And there-in lies the problem.  If your religion is so similar to someone else’s religion, how are you to keep your followers from switching between the two at will?  One way is to vilify that other religion by playing up appalling and lurid practices, such as cultic prostitution and child sacrifice, whether they actually happened or not.  Baal was a fertility god, and there may have been some cultic prostitution connected to his worship, but solid historical evidence is scarce.  Child sacrifice is more often associated with the other rival deity Moloch – which some scholars say is another title for either Baal or El. Again, scholars seem to agree that it wasn’t as common a practice as the Biblical authors make it out to be. Either way, writers in the Bible make it clear that even if there is a suspicion of such practices, you are putting your relationship with God in serious danger should you go hang out with those degenerate Canaanites.

This bit of knowledge makes reading the Bible even that much more interesting.  This chapter is a great example of the tension between Canaanite aversion and Canaanite influence. “When they celebrate their new moon feasts, he will devour their fields,” Hosea says of God in verse seven.  Baal is a fertility god, and celebrating the new moon a common fertility rite. It’s extra-ironic that God will destroy the fertility of the fields while people are celebrating a fertility god, and that point would not be lost on Hosea’s listeners.  But then, at the end of the poem, God tears Judah and Ephraim to pieces, and leaves them with no hope of rescue while Xe “returns to [his] lair.”  Their only possibility for redemption is to wait for God’s return.  This could be true of any deity, I suppose, but again closely follows a story of Baal leaving his people in disgust, hiding in a cave, and only when he is good and ready does he come back to save his people.

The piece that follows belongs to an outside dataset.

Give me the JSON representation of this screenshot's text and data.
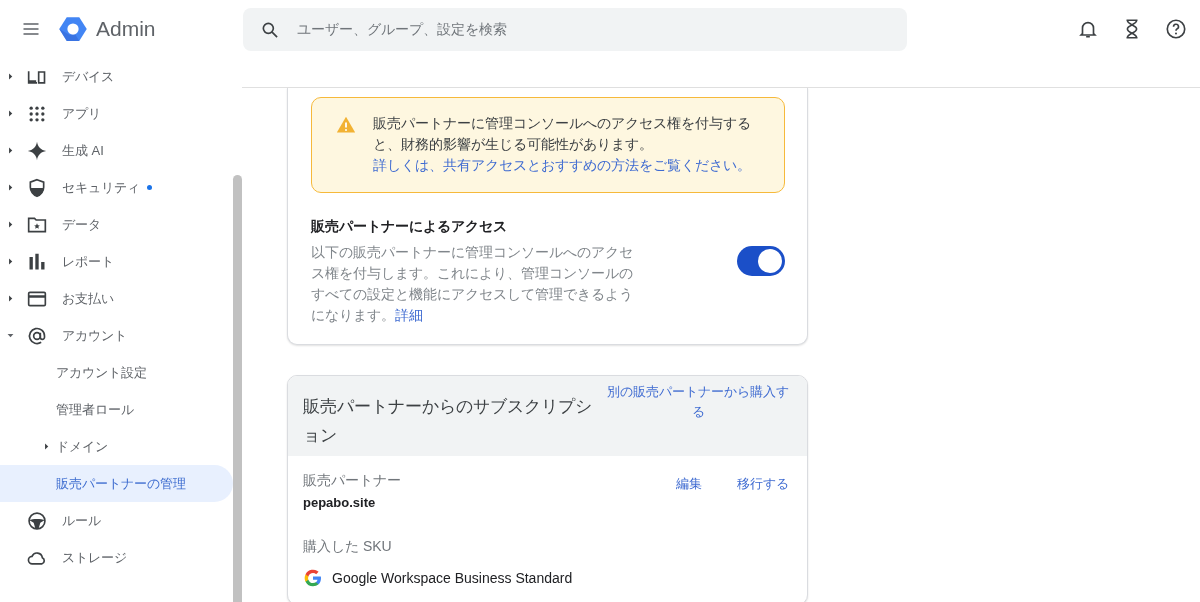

I do not suggest that El is interchangeable with the Christian God, or that we can all pray to Baal just as well as God or Jesus.  Nor do I claim that Christianity has a singular hold on the Truth.  To do so would be arrogant in the extreme, and, in my opinion, offensive to God.  If you want to know more about why, even believing this, I am still a follower of Christ, I explain it here.  The whole reason I point out these similarities between Canaanite and Judeo-Christian beliefs is because I want to deepen my understanding of the Bible and God’s message.  Understanding the context in which the Bible was written is one way to do this.  And again, I want to stress, it is one way.  I also think you can pick up a Psalm and enjoy it’s beauty without knowing anything about its original context.  Or be moved by Jesus’ teachings without knowing anything about his life.  But why limit ourselves?  I want to learn everything I possibly can about God, about Jesus, and about how I can be better in their eyes.  A full understanding of the Bible: its context, its controversies, different translations, what was left out of it as well as what was included, can all help us understand God’s message more.